A group of baboons some mouth wide and teeth.
In a Kinda baboon population in Tanzania, baboons clash. After observing them for nine years, scientists found that Zambian Kinda baboons were generally docile, but more research is needed to confirm if that trait is found in other populations.
Photographs By Konrad Wothe/Minden Pictures

It’s unconfirmed whether this particular study group is just an “oddball population,” says Nguyen, or if these behaviors are widespread.

In the Zambian baboons, researchers also observed low levels of aggression among male Kinda baboons, compared with other baboon species. New males entering the study group didn’t face much resistance, and slowly moved up the social hierarchy, which is very different from other baboons. Among yellow baboons, for example, alpha males earn their rank by aggressively taking over the group.  

“Instead of spending time fighting and being aggressive, [Kindas are] spending time forming what we call friendships,” says Weyher.

These long-term, male-female friendships could eventually result in mating opportunities, but females having a choice of who they mated with sets Kindas apart from many other baboons, adds Weyher.

Using kindness and friendship to succeed

Similarly sized males and females might explain these unique social dynamics.

“In [yellow] baboons the males are much bigger than the females, and you can really tell when you’re out in the field with them that females fear males,” says Maria Creighton, Duke University biologist who was not involved in the new study.

Creighton is not surprised that male Kinda baboons, being less physically imposing to females, would invest more in relationships with females, and that females would have more choice in mating.
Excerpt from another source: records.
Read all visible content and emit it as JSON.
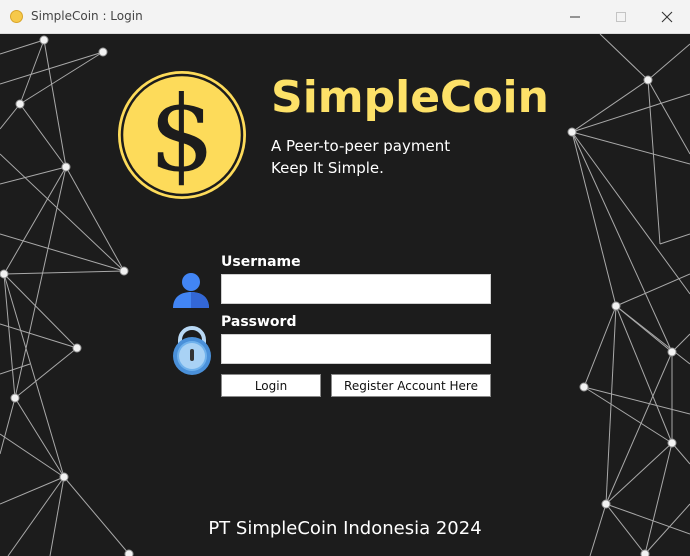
{
  "window": {
    "title": "SimpleCoin : Login",
    "icon": "coin-icon",
    "controls": [
      "minimize-icon",
      "maximize-icon",
      "close-icon"
    ]
  },
  "branding": {
    "name": "SimpleCoin",
    "tagline_line1": "A Peer-to-peer payment",
    "tagline_line2": "Keep It Simple.",
    "logo_symbol": "$",
    "accent_color": "#fde168",
    "coin_color": "#fddb5a"
  },
  "form": {
    "username_label": "Username",
    "username_value": "",
    "password_label": "Password",
    "password_value": "",
    "user_icon": "user-icon",
    "lock_icon": "lock-icon",
    "login_button": "Login",
    "register_button": "Register Account Here"
  },
  "footer": {
    "text": "PT SimpleCoin Indonesia 2024"
  }
}
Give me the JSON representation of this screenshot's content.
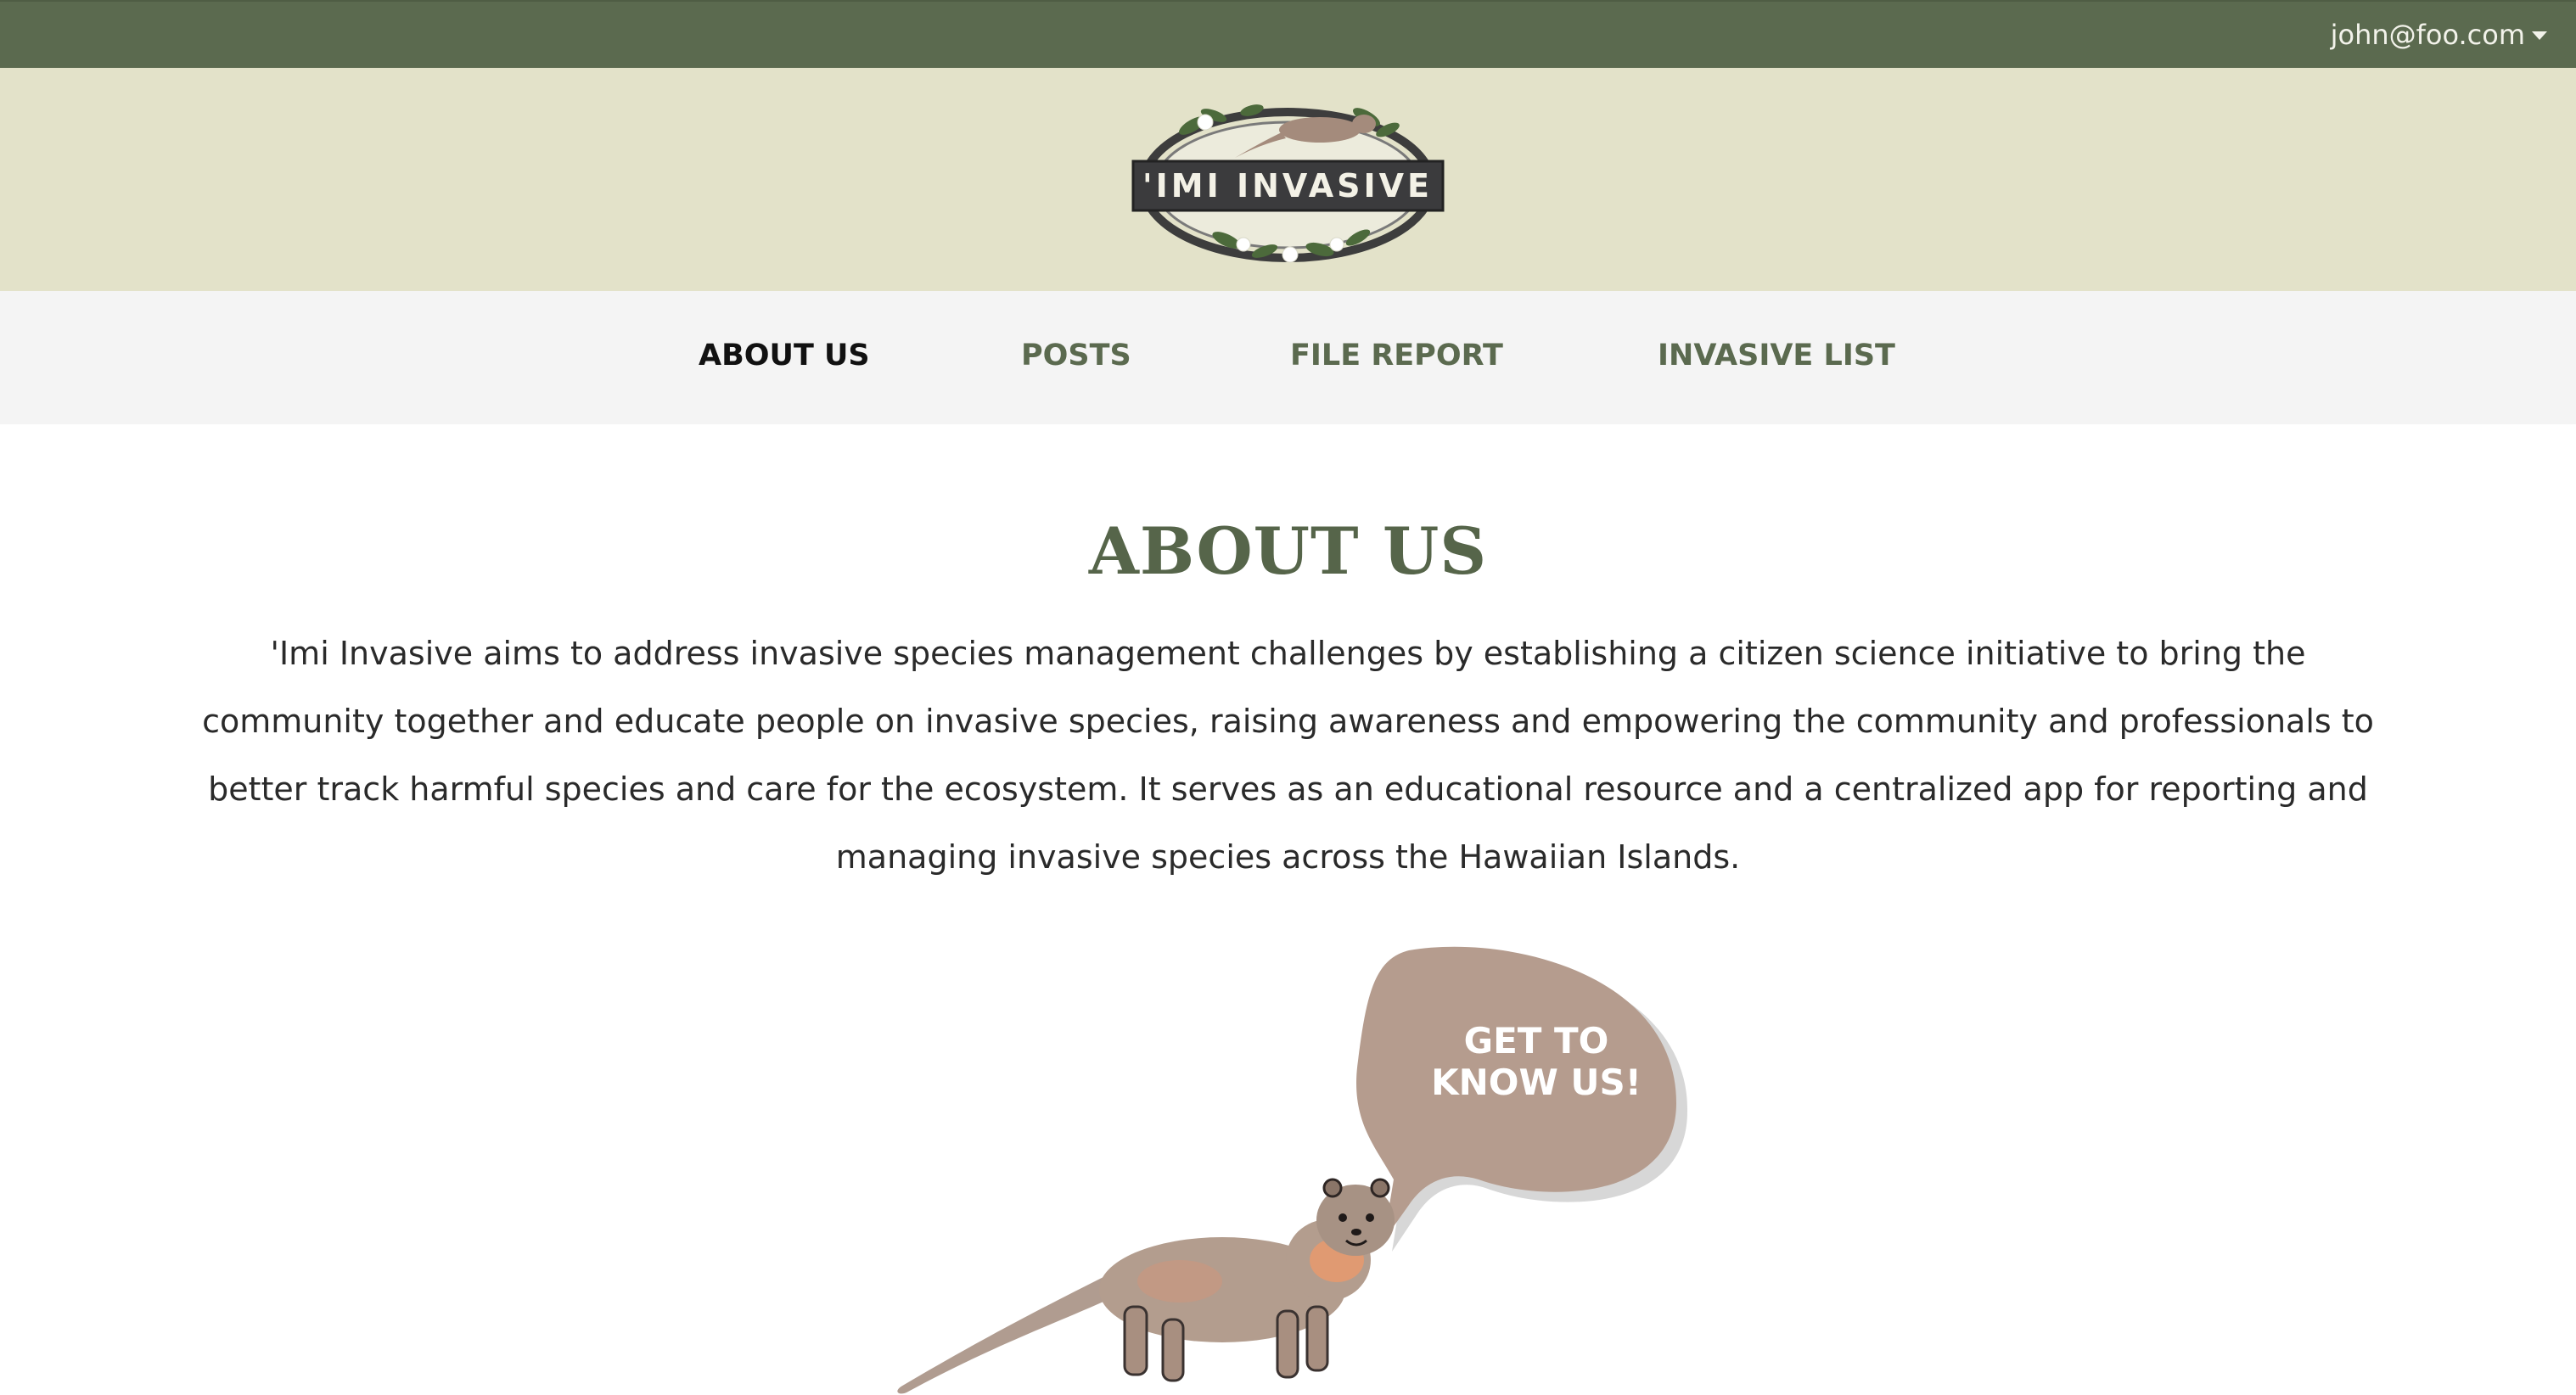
{
  "colors": {
    "topbar": "#5b6a4f",
    "logo_band": "#e3e2c9",
    "nav_bg": "#f4f4f4",
    "accent_green": "#56654a",
    "bubble": "#b59c8e"
  },
  "header": {
    "user_email": "john@foo.com",
    "user_menu_icon": "chevron-down-icon"
  },
  "logo": {
    "text": "'IMI INVASIVE"
  },
  "nav": {
    "items": [
      {
        "label": "ABOUT US",
        "active": true
      },
      {
        "label": "POSTS",
        "active": false
      },
      {
        "label": "FILE REPORT",
        "active": false
      },
      {
        "label": "INVASIVE LIST",
        "active": false
      }
    ]
  },
  "main": {
    "title": "ABOUT US",
    "intro": "'Imi Invasive aims to address invasive species management challenges by establishing a citizen science initiative to bring the community together and educate people on invasive species, raising awareness and empowering the community and professionals to better track harmful species and care for the ecosystem. It serves as an educational resource and a centralized app for reporting and managing invasive species across the Hawaiian Islands.",
    "bubble_line1": "GET TO",
    "bubble_line2": "KNOW US!"
  }
}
“It’s a really good example of how different mating strategies can work,” says Weyher, pointing out that primates are not “innately aggressive,” but that diverse mating tactics can be successful.

Studying Kinda behavior can help scientists understand primate evolution in general.

DNA evidence shows Kinda baboons are the basal group of baboons: on the primate evolutionary tree, Kindas were the earliest species of baboons that are still living today, says Weyher. Looking at Kindas can help scientists understand how evolutionary pressures shaped other primates’ social behavior—including early human behavior.

“Baboon societies bear some resemblance to ours,” says Nguyen. “They have managed to occupy a bunch of different habitats, kind of like us.”

Baboon evolution has also been shaped by climate change and population growth in an African savanna environment, similar to the processes that shaped early human evolution, says Weyher, so how humans developed social structures may have been similar to how baboons did.

By studying these similarities, scientists can craft theories about human behavior too. 

“It can give us some insights into why social relationships might be beneficial, and as a result why we think they might evolve in primates,” says Creighton.

Weyher says there’s still more to investigate within the Kasanka National Park study group.

With many female baboons born in the group now reaching sexual maturity, the researchers can observe how they choose male friends and sexual partners, and what drives their choices.

“There is a way that we think baboons are… with males being super aggressive toward one another and indifferent to females,” says Nguyen. “We focus on those who make the loudest noises, but there is kindness, and there is a lot of behavioral variation in how to be a male baboon… Sometimes we don’t capture all that, because the noisemakers are so interesting… but the quieter aspects of their lives are interesting too.”